The purpose of this post is to give a short proof of the following very special case of this:

Theorem: Let $$G$$ be a finitely generated group and let $$\rho\colon G \rightarrow \mathbb{Z}$$ be a surjective homomorphism.  Set $$H = \text{ker}(\rho)$$, and assume that $$[\rho],[-\rho] \in \Sigma(G)$$.  Then $$H$$ is finitely generated.

Pick $$t \in G$$ such that $$\rho(t) = 1$$.  Since $$G$$ is finitely generated, we can pick a finite subset $$S \subset H$$ such that $$S \cup \{t\}$$ generates $$G$$.  Of course, $$S$$ need not generate $$H$$.  However, it has to at least normally generate $$H$$, so $$H$$ is generated by the set

$$\bigcup_{k=-\infty}^{\infty} t^k S t^{-k}.$$

A moment’s though will show that the fact that $$[\rho] \in \Sigma(G)$$ is equivalent to the assertion that in fact $$H$$ is generated by

$$\bigcup_{k=0}^{\infty} t^k S t^{-k}.$$

Similarly, the fact that $$[-\rho] \in \Sigma(G)$$ is equivalent to the assertion that $$H$$ is generated by

$$\bigcup_{k=-\infty}^0 t^k S t^{-k}.$$

We want to parley these two fact into showing that $$H$$ is finitely generated.

Remark: If $$H$$ were finitely generated, then it would be generated by a finite set of conjugates of elements of $$S$$ by powers of $$t$$.  Since $$H$$ is a normal subgroup, we can conjugate any generating set for it by any power of $$t$$ that we like and it remains a generating set.  From this, we see that in fact there would exist some $$N \geq 0$$ such that $$H$$ is generated by both

$$\bigcup_{k=0}^N t^k S t^{-k} \quad \quad \text{and} \quad \quad \bigcup_{k=-N}^0 t^k S t^{-k}.$$

This shows the necessity for finite generation of $$[\rho],[-\rho] \in \Sigma(G)$$.

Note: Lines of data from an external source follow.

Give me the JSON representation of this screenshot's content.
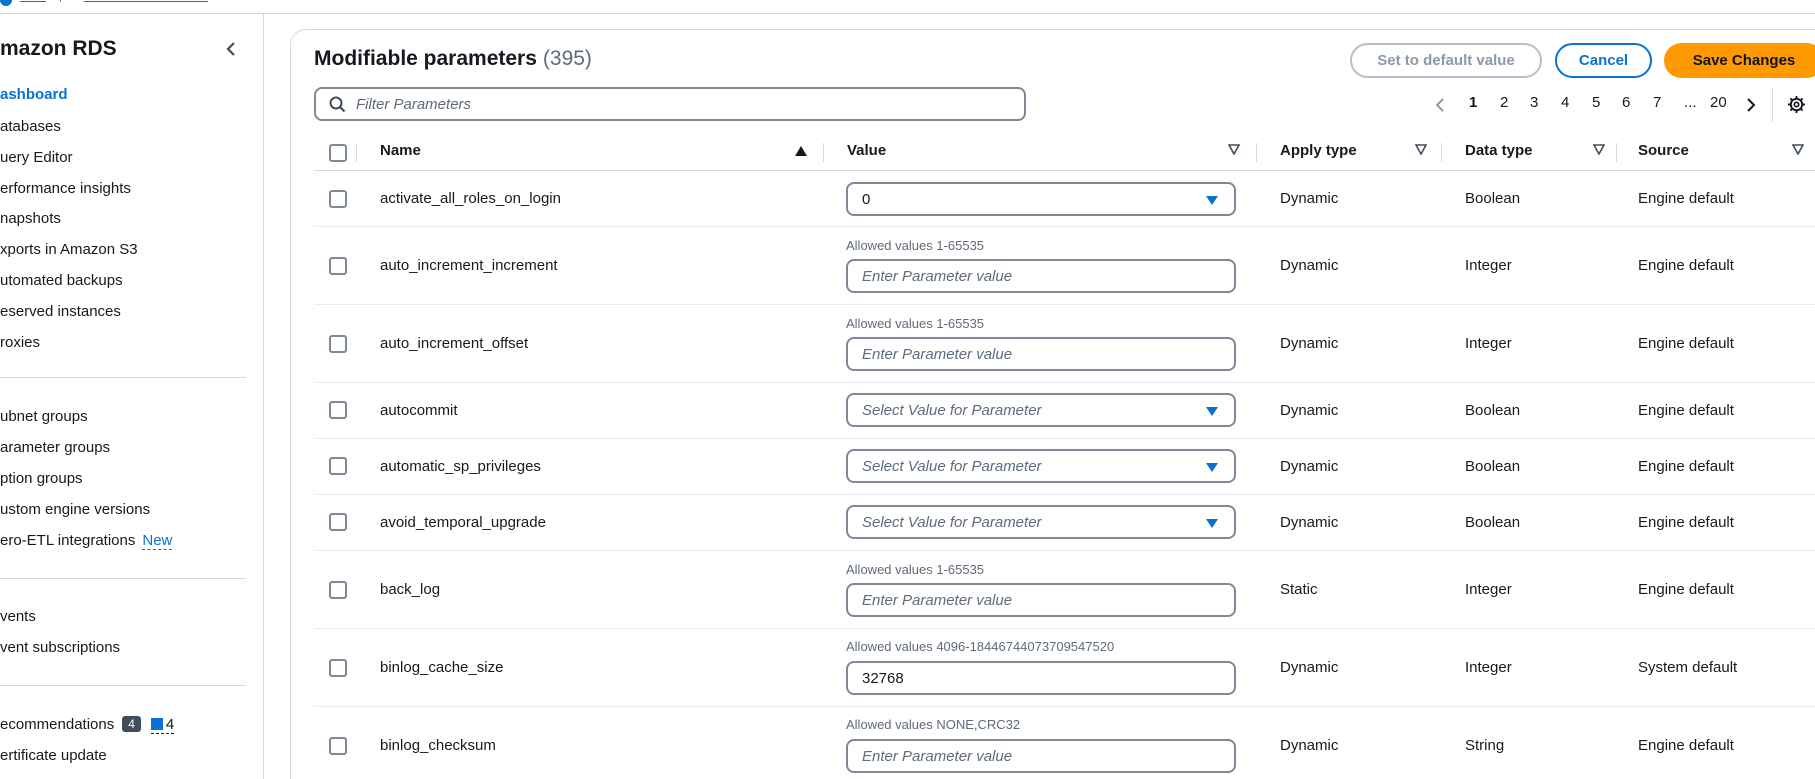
{
  "sidebar": {
    "title": "mazon RDS",
    "items": [
      {
        "label": "ashboard",
        "active": true
      },
      {
        "label": "atabases"
      },
      {
        "label": "uery Editor"
      },
      {
        "label": "erformance insights"
      },
      {
        "label": "napshots"
      },
      {
        "label": "xports in Amazon S3"
      },
      {
        "label": "utomated backups"
      },
      {
        "label": "eserved instances"
      },
      {
        "label": "roxies"
      },
      {
        "label": "ubnet groups"
      },
      {
        "label": "arameter groups"
      },
      {
        "label": "ption groups"
      },
      {
        "label": "ustom engine versions"
      },
      {
        "label": "ero-ETL integrations",
        "badge": "New"
      },
      {
        "label": "vents"
      },
      {
        "label": "vent subscriptions"
      },
      {
        "label": "ecommendations",
        "count": "4",
        "info_count": "4"
      },
      {
        "label": "ertificate update"
      }
    ]
  },
  "header": {
    "title": "Modifiable parameters",
    "count": "(395)",
    "set_default_label": "Set to default value",
    "cancel_label": "Cancel",
    "save_label": "Save Changes"
  },
  "filter": {
    "placeholder": "Filter Parameters"
  },
  "pagination": {
    "pages": [
      "1",
      "2",
      "3",
      "4",
      "5",
      "6",
      "7",
      "...",
      "20"
    ],
    "current": "1"
  },
  "table": {
    "columns": {
      "name": "Name",
      "value": "Value",
      "apply_type": "Apply type",
      "data_type": "Data type",
      "source": "Source"
    },
    "rows": [
      {
        "name": "activate_all_roles_on_login",
        "allowed": "",
        "value": "0",
        "kind": "select",
        "placeholder": "",
        "apply_type": "Dynamic",
        "data_type": "Boolean",
        "source": "Engine default"
      },
      {
        "name": "auto_increment_increment",
        "allowed": "Allowed values 1-65535",
        "value": "",
        "kind": "input",
        "placeholder": "Enter Parameter value",
        "apply_type": "Dynamic",
        "data_type": "Integer",
        "source": "Engine default"
      },
      {
        "name": "auto_increment_offset",
        "allowed": "Allowed values 1-65535",
        "value": "",
        "kind": "input",
        "placeholder": "Enter Parameter value",
        "apply_type": "Dynamic",
        "data_type": "Integer",
        "source": "Engine default"
      },
      {
        "name": "autocommit",
        "allowed": "",
        "value": "",
        "kind": "select",
        "placeholder": "Select Value for Parameter",
        "apply_type": "Dynamic",
        "data_type": "Boolean",
        "source": "Engine default"
      },
      {
        "name": "automatic_sp_privileges",
        "allowed": "",
        "value": "",
        "kind": "select",
        "placeholder": "Select Value for Parameter",
        "apply_type": "Dynamic",
        "data_type": "Boolean",
        "source": "Engine default"
      },
      {
        "name": "avoid_temporal_upgrade",
        "allowed": "",
        "value": "",
        "kind": "select",
        "placeholder": "Select Value for Parameter",
        "apply_type": "Dynamic",
        "data_type": "Boolean",
        "source": "Engine default"
      },
      {
        "name": "back_log",
        "allowed": "Allowed values 1-65535",
        "value": "",
        "kind": "input",
        "placeholder": "Enter Parameter value",
        "apply_type": "Static",
        "data_type": "Integer",
        "source": "Engine default"
      },
      {
        "name": "binlog_cache_size",
        "allowed": "Allowed values 4096-18446744073709547520",
        "value": "32768",
        "kind": "input",
        "placeholder": "",
        "apply_type": "Dynamic",
        "data_type": "Integer",
        "source": "System default"
      },
      {
        "name": "binlog_checksum",
        "allowed": "Allowed values NONE,CRC32",
        "value": "",
        "kind": "input",
        "placeholder": "Enter Parameter value",
        "apply_type": "Dynamic",
        "data_type": "String",
        "source": "Engine default"
      }
    ]
  },
  "colors": {
    "accent": "#0972d3",
    "primary_button": "#ff9900",
    "text": "#16191f",
    "muted": "#5f6b7a"
  }
}
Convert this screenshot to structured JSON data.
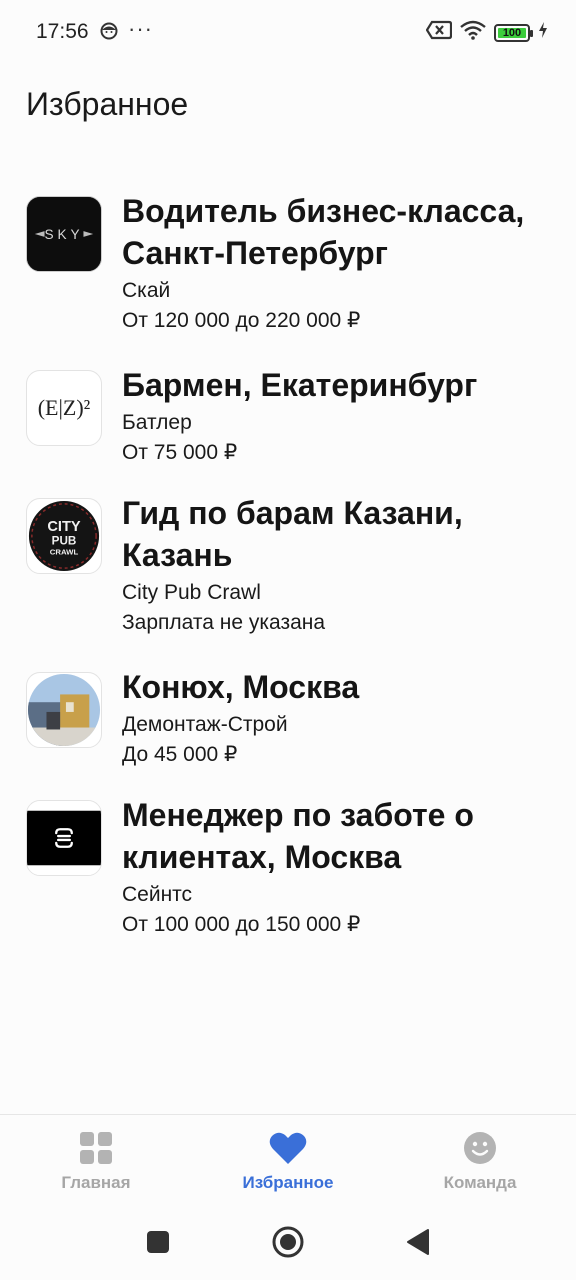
{
  "status_bar": {
    "time": "17:56",
    "more": "···",
    "battery": "100",
    "icons": [
      "face-icon",
      "sim-off-icon",
      "wifi-icon",
      "battery-icon",
      "charging-icon"
    ]
  },
  "page": {
    "title": "Избранное"
  },
  "jobs": [
    {
      "title": "Водитель бизнес-класса, Санкт-Петербург",
      "company": "Скай",
      "salary": "От 120 000 до 220 000 ₽",
      "logo_text": "SKY"
    },
    {
      "title": "Бармен, Екатеринбург",
      "company": "Батлер",
      "salary": "От 75 000 ₽",
      "logo_text": "(E|Z)²"
    },
    {
      "title": "Гид по барам Казани, Казань",
      "company": "City Pub Crawl",
      "salary": "Зарплата не указана",
      "logo_text": "CITY PUB CRAWL"
    },
    {
      "title": "Конюх, Москва",
      "company": "Демонтаж-Строй",
      "salary": "До 45 000 ₽",
      "logo_text": ""
    },
    {
      "title": "Менеджер по заботе о клиентах, Москва",
      "company": "Сейнтс",
      "salary": "От 100 000 до 150 000 ₽",
      "logo_text": ""
    }
  ],
  "bottom_nav": [
    {
      "label": "Главная",
      "icon": "grid-icon",
      "active": false
    },
    {
      "label": "Избранное",
      "icon": "heart-icon",
      "active": true
    },
    {
      "label": "Команда",
      "icon": "smiley-icon",
      "active": false
    }
  ],
  "colors": {
    "accent": "#3a6fd8",
    "inactive": "#a6a6a6",
    "background": "#fcfcfc"
  }
}
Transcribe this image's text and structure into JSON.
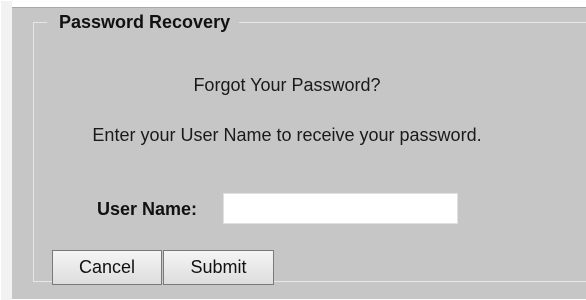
{
  "legend": "Password Recovery",
  "heading": "Forgot Your Password?",
  "instructions": "Enter your User Name to receive your password.",
  "username": {
    "label": "User Name:",
    "value": "",
    "placeholder": ""
  },
  "buttons": {
    "cancel": "Cancel",
    "submit": "Submit"
  },
  "colors": {
    "panel_background": "#c6c6c6",
    "fieldset_border": "#e6e6e6",
    "input_background": "#ffffff"
  }
}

We now return to the proof.  Since $$H$$ is generated by

$$\bigcup_{k=-\infty}^0 t^k S t^{-k},$$

for all $$s \in S$$ we can write $$t s t^{-1}$$ as a product of conjugates of elements $$S$$ by negative powers of $$t$$.  We deduce that there exists some large $$N \geq 0$$ such that the subgroup generated by the set

$$S’ := \bigcup_{k=-N}^0 t^k S t^{-k}$$

contains $$t s t^{-1}$$ for all $$s \in S$$.  We claim that $$S’$$ generates $$H$$, i.e. that the subgroup $$H’$$ of $$H$$ generated by $$S’$$ satisfies $$H’ = H$$.  Before we do this, we verify the following claim:

CLAIM: $$t H’ t^{-1} \subset H’$$

The group $$t H’ t^{-1}$$ is generated by the set

$$\bigcup_{k=-N+1}^1 t^k S t^{-k}.$$

The only elements of this that are not already elements of $$S’$$ are the elements $$t s t^{-1}$$ for $$s \in S$$; however, we chose $$S’$$ precisely so that these are all products of elements of $$S’$$.  We conclude that $$t H’ t^{-1} \subset H’$$, as claimed.

We now prove that $$H’ = H$$.  Since $$H’ \subset H$$, it is enough to prove the reverse inclusion.  By iterating the above claim, we see that for all $$k \geq 0$$ we have $$t^{k} H’ t^{-k} \subset H’$$.  Since $$S \subset H’$$, this implies that $$t^k S t^{-k} \subset H’$$.  Our assumption that $$[\rho] \in \Sigma(G)$$ (which we still have not used!) is equivalent to the fact that $$H$$ is generated by the set

$$\bigcup_{k=0}^{\infty} t^k S t^{-k}.$$

Since all these generators lie in $$H’$$, we conclude that $$H \subset H’$$, as desired.